United Nations Secretary-General Ban Ki-moon also called for the “early establishment of civilian rule,” while British Foreign Secretary William Hague warned Egypt’s newly installed military authorities against backsliding.
In a Twitter message, Turkish Foreign Minister Ahmet Davutoglu said:
“Congratulations to the Egyptian people.” A flood of support poured onto the micro-blogging site, where the words “Congrats Egypt” were among its most popular terms.
While many Latin American countries expressed support for the resignation Ecuador’s vice foreign minister called it “not only a joy for the Egyptian people but a joy for the world” Venezuela condemned what it saw as U.S. interference.
“Nobody should meddle in the domestic affairs of Egypt’s people,” Venezuela’s Foreign Minister Nicolas Maduro said. “It’s truly appalling ... how Washington is attempting to watch over (and) hold sway over a strong country like Egypt with statements from President Obama, the State Department, the head of the CIA.”
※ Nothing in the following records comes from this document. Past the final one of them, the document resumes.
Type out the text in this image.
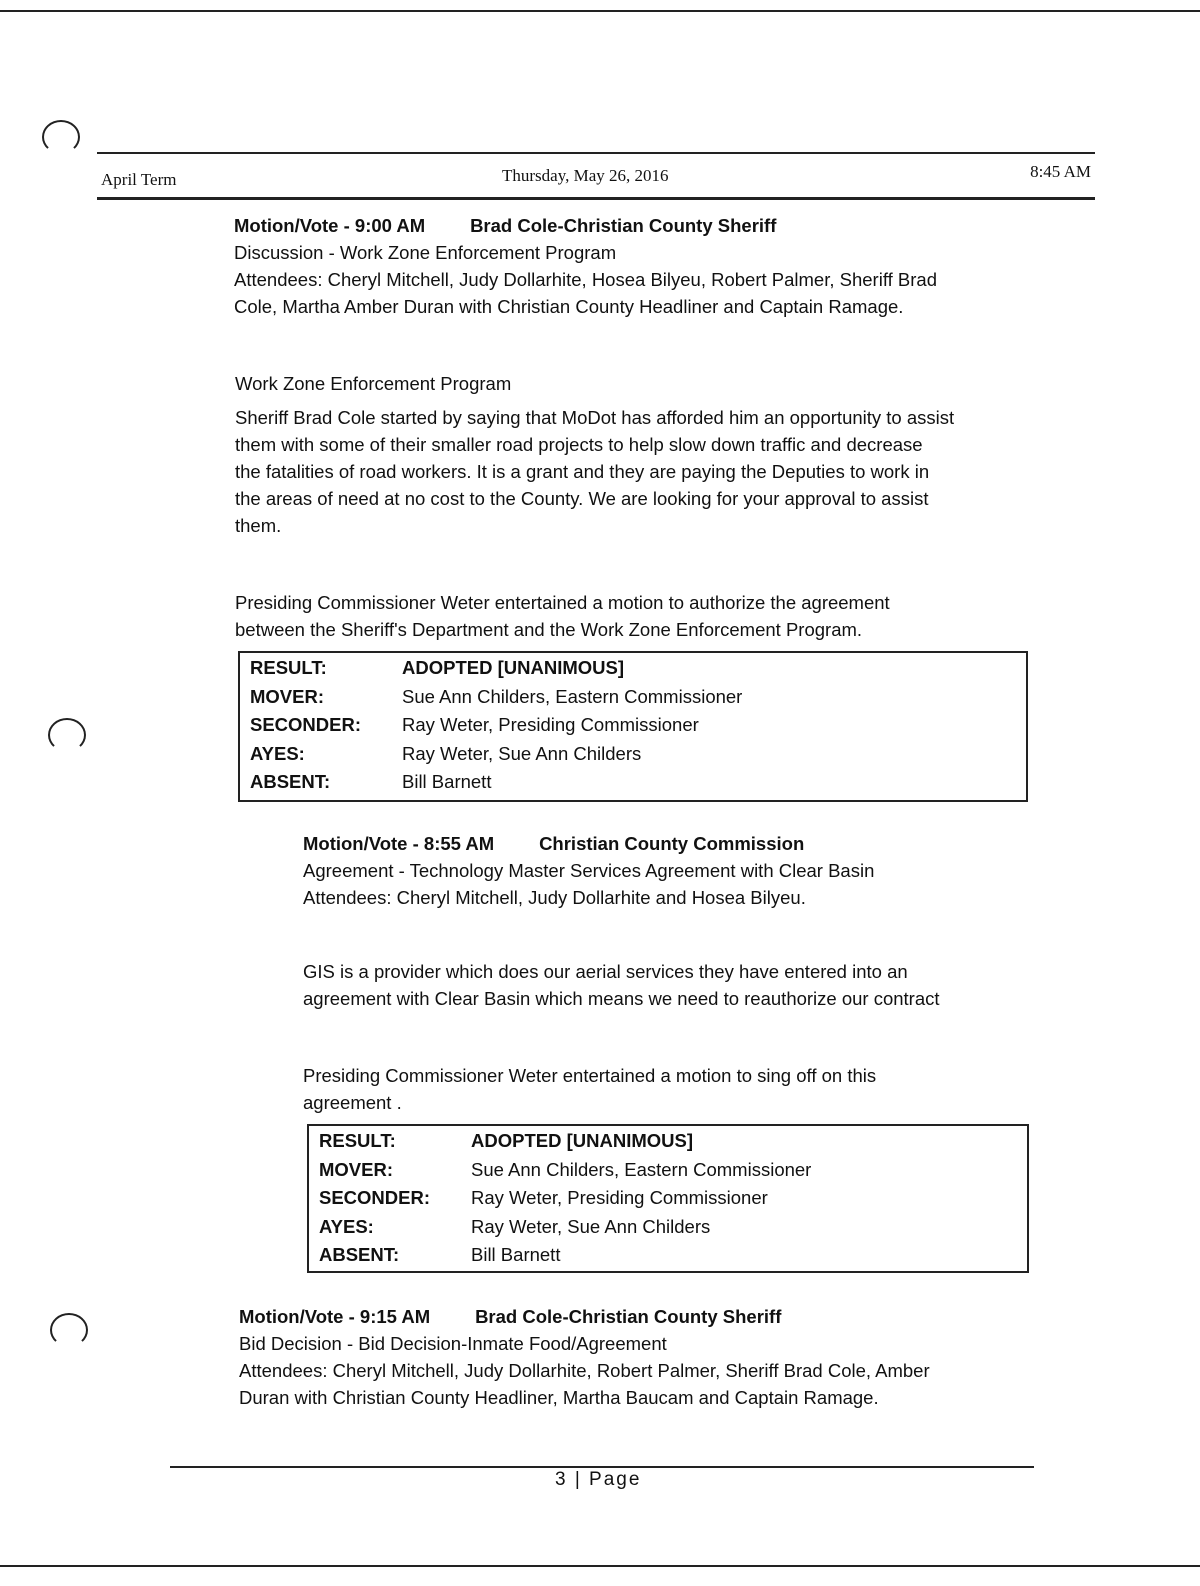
April Term	Thursday, May 26, 2016	8:45 AM
Motion/Vote - 9:00 AM Brad Cole-Christian County Sheriff
Discussion - Work Zone Enforcement Program
Attendees: Cheryl Mitchell, Judy Dollarhite, Hosea Bilyeu, Robert Palmer, Sheriff Brad
Cole, Martha Amber Duran with Christian County Headliner and Captain Ramage.
Work Zone Enforcement Program
Sheriff Brad Cole started by saying that MoDot has afforded him an opportunity to assist
them with some of their smaller road projects to help slow down traffic and decrease
the fatalities of road workers. It is a grant and they are paying the Deputies to work in
the areas of need at no cost to the County. We are looking for your approval to assist
them.
Presiding Commissioner Weter entertained a motion to authorize the agreement
between the Sheriff's Department and the Work Zone Enforcement Program.
RESULT:	ADOPTED [UNANIMOUS]
MOVER:	Sue Ann Childers, Eastern Commissioner
SECONDER: Ray Weter, Presiding Commissioner
AYES:	Ray Weter, Sue Ann Childers
ABSENT:	Bill Barnett
Motion/Vote - 8:55 AM Christian County Commission
Agreement - Technology Master Services Agreement with Clear Basin
Attendees: Cheryl Mitchell, Judy Dollarhite and Hosea Bilyeu.
GIS is a provider which does our aerial services they have entered into an
agreement with Clear Basin which means we need to reauthorize our contract
Presiding Commissioner Weter entertained a motion to sing off on this
agreement .
RESULT:	ADOPTED [UNANIMOUS]
MOVER:	Sue Ann Childers, Eastern Commissioner
SECONDER: Ray Weter, Presiding Commissioner
AYES:	Ray Weter, Sue Ann Childers
ABSENT:	Bill Barnett
Motion/Vote - 9:15 AM Brad Cole-Christian County Sheriff
Bid Decision - Bid Decision-Inmate Food/Agreement
Attendees: Cheryl Mitchell, Judy Dollarhite, Robert Palmer, Sheriff Brad Cole, Amber
Duran with Christian County Headliner, Martha Baucam and Captain Ramage.
3 | Page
The new shape of Egypt's power game
There were guarded comments from other authoritarian governments, with Russia’s foreign minister saying the developments showed “authorities have approached the problem responsibly” and calling for a rapid return to stability. The United Arab Emirates said it had confidence in the armed forces’ ability to manage Egypt’s affairs “in these delicate circumstances.”
Mubarak’s departure also came 32 years to the day after the collapse of the shah’s government in Iran and one European academic said Mideast governments should not ignore Friday’s seismic shift in the old world order.
“This is the popular demonstration that proves any leader can be toppled,” said Eugene Rogan, the director of the Middle East Center at St. Antony’s College in Oxford. “For all the other rulers in the region, it’s a very sobering moment.”
In South Africa, U2 rehearsed Friday at the country’s historic FNB Stadium known as Soccer City when it hosted the World Cup last year.
“This continent is on fire,” marveled lead singer Bono, adding he hoped Egypt would benefit from leadership as visionary as Mandela’s.